Betting on interest rate hikes! Japan Post Insurance plans to abandon low-yield Japanese bonds and shift to high-yield bonds to cope with rising interest rates.
The CEO of Japan Post Insurance stated that, based on expectations of further interest rate hikes by the Bank of Japan, the company plans to sell its holdings of low-yield government bonds and replace them with higher-yielding bonds.
The CEO of Japan Post Insurance Co. stated that the company plans to sell its low-yield government bonds and replace them with higher-yield bonds, based on expectations of further interest rate hikes by the Bank of Japan.
As one of Japan's largest insurance companies, Japan Post Insurance held securities assets worth 50.35 trillion yen (approximately $320 billion) as of the end of last year. With a surge in Japanese bond yields in the fourth quarter of last year, the estimated losses on its Japanese bonds increased by about 30% to 4.39 trillion yen in the three months ending last year.
CEO and President Kunio Tanigaki stated in an interview on February 27, "Adjustments are crucial in the background of rising interest rates so that we can benefit reasonably from the rate hikes." He added that market rates "are expected to continue to rise in the near future." The life insurance company predicts that the Bank of Japan could raise rates again as early as April. A company spokesperson said on Tuesday that their rate expectations have remained unchanged since the outbreak of the Middle East conflict over the weekend.

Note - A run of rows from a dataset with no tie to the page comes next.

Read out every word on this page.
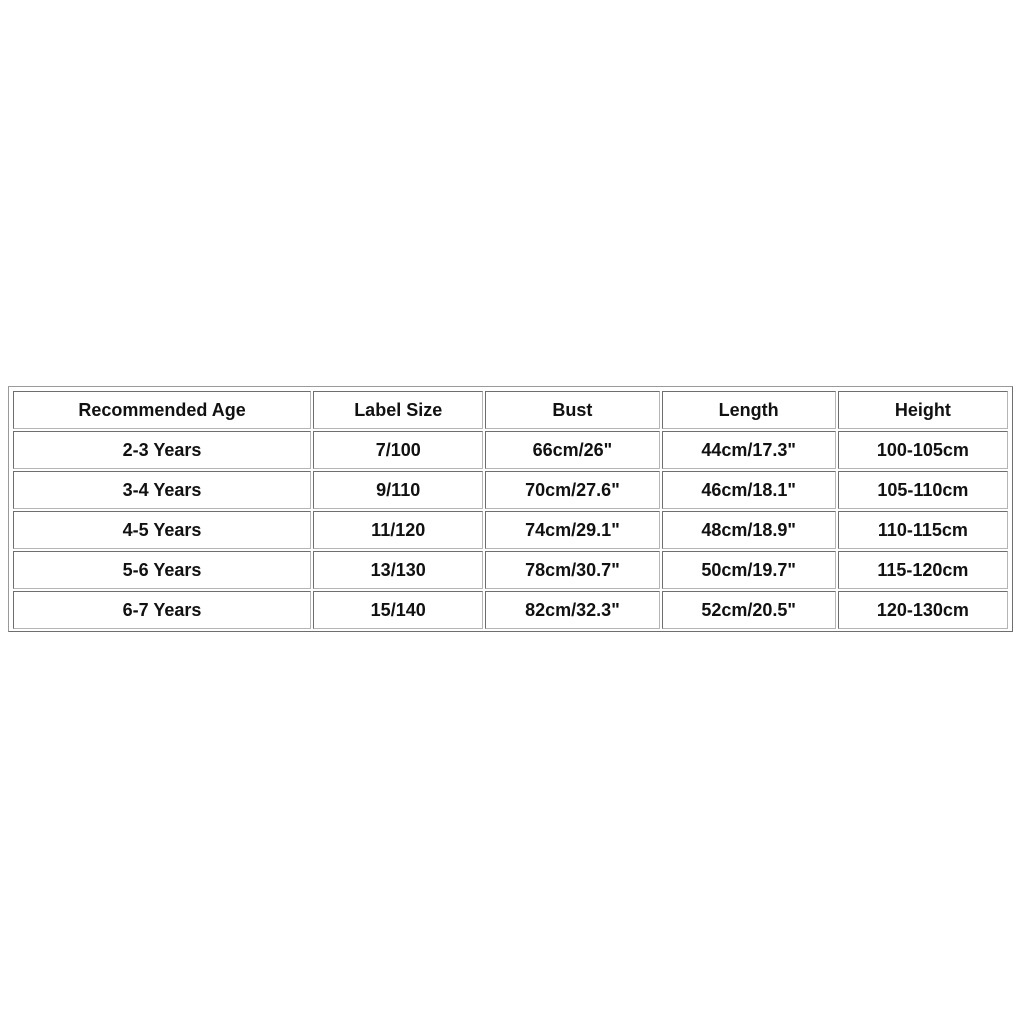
Recommended Age	Label Size	Bust	Length	Height
2-3 Years	7/100	66cm/26"	44cm/17.3"	100-105cm
3-4 Years	9/110	70cm/27.6"	46cm/18.1"	105-110cm
4-5 Years	11/120	74cm/29.1"	48cm/18.9"	110-115cm
5-6 Years	13/130	78cm/30.7"	50cm/19.7"	115-120cm
6-7 Years	15/140	82cm/32.3"	52cm/20.5"	120-130cm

After the Bank of Japan ends its ultra-loose monetary policy in March 2024, life insurance companies like Japan Post Insurance must consider how to handle the bonds purchased before. Some companies are selling these bonds and replacing them with higher-yielding debt instruments. While the situation in the Middle East has strengthened expectations that the Bank of Japan will not raise rates this month, interest rate swap markets show a 65% probability of a rate hike at the April meeting, with a rate hike likely before July.
As important assets investment by insurance companies to match long-term liabilities, the 30-year Japanese government bond yield has risen by about 1.5 percentage points since the Bank of Japan began its current rate hike cycle. Senior General Manager of Investment Planning Hiroyuki Nomura stated in the same interview that the company anticipates the yield on benchmark 10-year Japanese government bonds to rise to 2.5% in the fiscal year starting from April 1, under the backdrop of the Bank of Japan responding to inflation pressures and a weakened yen the yield was around 2.1% on Tuesday.